Política

A revolução de Pablo Marçal não está sendo televisionada

Neste momento, as principais pesquisas indicam um empate técnico entre os candidatos Guilherme Boulos (PSOL), Ricardo Nunes (MDB) e Pablo Marçal (PRTB), mantendo o cenário aberto em relação às possibilidades de o ex-coach ir ao segundo turno. No entanto, mesmo que Marçal não avance, há sinais de que estamos testemunhando a emergência de uma “marçalização” da política que não deve se encerrar neste ciclo eleitoral.

Marçal é um dos pioneiros e principais representantes de uma poderosa junção entre religiosidade, métodos de desenvolvimento pessoal e busca por prosperidade. Uma de suas iniciativas mais relevantes, e que tem recebido pouca atenção, é a fundação do Quartel General do Reino (QGR).

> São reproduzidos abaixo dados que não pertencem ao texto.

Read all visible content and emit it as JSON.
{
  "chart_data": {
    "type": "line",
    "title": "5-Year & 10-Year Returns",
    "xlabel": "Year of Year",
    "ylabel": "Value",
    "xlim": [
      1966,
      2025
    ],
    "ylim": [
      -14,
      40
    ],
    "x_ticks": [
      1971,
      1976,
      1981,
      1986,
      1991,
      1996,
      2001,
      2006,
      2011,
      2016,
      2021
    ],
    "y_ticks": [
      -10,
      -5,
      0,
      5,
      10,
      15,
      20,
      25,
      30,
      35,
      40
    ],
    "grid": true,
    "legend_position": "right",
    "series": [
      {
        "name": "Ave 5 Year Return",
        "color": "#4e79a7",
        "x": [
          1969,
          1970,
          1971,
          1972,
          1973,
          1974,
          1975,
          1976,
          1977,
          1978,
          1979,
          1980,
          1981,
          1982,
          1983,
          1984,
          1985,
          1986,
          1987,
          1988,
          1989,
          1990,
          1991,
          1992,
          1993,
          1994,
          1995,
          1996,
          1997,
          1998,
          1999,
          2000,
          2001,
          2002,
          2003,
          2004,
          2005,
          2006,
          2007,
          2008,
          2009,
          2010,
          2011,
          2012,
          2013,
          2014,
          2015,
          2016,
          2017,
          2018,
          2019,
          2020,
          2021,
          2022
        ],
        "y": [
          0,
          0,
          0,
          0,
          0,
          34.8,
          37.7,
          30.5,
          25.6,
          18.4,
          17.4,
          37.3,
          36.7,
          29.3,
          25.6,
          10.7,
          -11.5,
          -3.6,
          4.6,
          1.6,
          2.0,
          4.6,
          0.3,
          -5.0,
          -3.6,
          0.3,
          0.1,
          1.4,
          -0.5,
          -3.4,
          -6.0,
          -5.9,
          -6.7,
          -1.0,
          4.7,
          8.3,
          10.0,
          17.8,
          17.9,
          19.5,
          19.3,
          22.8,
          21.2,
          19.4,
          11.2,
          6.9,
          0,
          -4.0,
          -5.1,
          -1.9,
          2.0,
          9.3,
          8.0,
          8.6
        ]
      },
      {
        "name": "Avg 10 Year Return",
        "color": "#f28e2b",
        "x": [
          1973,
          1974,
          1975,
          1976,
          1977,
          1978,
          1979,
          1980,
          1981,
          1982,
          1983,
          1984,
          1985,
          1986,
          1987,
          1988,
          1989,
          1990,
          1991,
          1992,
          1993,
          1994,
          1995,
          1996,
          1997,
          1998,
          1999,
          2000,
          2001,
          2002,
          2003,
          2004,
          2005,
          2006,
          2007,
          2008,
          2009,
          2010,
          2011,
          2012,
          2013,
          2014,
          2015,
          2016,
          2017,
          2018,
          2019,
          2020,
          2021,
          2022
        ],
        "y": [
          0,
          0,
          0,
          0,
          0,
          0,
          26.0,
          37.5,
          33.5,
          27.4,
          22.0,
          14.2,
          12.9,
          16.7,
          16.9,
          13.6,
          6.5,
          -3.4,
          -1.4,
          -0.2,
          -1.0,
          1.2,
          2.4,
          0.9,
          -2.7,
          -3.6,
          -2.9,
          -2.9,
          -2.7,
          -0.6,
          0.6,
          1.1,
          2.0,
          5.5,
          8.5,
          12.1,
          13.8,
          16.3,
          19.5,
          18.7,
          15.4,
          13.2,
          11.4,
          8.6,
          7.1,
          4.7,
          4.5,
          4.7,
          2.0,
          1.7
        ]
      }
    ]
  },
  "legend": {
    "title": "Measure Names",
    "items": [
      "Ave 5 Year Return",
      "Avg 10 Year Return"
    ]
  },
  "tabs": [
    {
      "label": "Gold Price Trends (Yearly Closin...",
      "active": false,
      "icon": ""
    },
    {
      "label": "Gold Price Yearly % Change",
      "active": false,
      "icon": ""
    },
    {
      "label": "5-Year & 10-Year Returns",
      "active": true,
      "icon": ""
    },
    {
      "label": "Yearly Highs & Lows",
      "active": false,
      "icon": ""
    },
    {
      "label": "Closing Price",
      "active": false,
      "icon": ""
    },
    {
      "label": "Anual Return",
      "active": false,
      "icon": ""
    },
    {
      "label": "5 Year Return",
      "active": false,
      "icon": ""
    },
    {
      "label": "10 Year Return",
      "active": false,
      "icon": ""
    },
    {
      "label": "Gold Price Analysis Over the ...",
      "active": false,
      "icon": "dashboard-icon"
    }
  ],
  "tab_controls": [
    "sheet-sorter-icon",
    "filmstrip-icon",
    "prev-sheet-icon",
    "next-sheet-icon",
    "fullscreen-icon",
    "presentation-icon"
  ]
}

O QGR não se identifica como uma igreja, mas como um “movimento”. Essa caracterização é estratégica, pois permite que o frequentador seja fiel a qualquer igreja ou, simplesmente, a nenhuma. O foco do movimento não é a adoração divina, mas o desenvolvimento pessoal dos seus integrantes, baseado em uma ética religiosa e disciplina militar.

A promessa do QGR é que, com fé, disciplina, técnicas de desenvolvimento pessoal e inteligência emocional, o indivíduo se transforma e, ao longo do tempo, prospera. O próprio Pablo Marçal é visto como a personificação desse modelo de sucesso, simbolizando excelência na constituição familiar, na fé, na capacidade física e na prosperidade econômica.

Marçal, como evangélico, veio da Videira, uma igreja que se expande a partir da criação de células nas casas de pessoas. É de lá que vem o know-how sofisticado para a estruturação do QGR. Bolsonaro não tem nada parecido. Apesar de ser visto como um líder e de agregar em torno de si pessoas que, em alguns casos, formam uma comunidade, não há nada com esse nível de estruturação.

Embora não haja dados disponíveis, os sinais observados indicam que o QGR está em plena expansão. Nas suas redes sociais, quase diariamente são anunciadas novas “células” sendo abertas por todo o país. O movimento certamente pode servir de base para uma candidatura de Marçal em nível federal. Presidente? Por que não?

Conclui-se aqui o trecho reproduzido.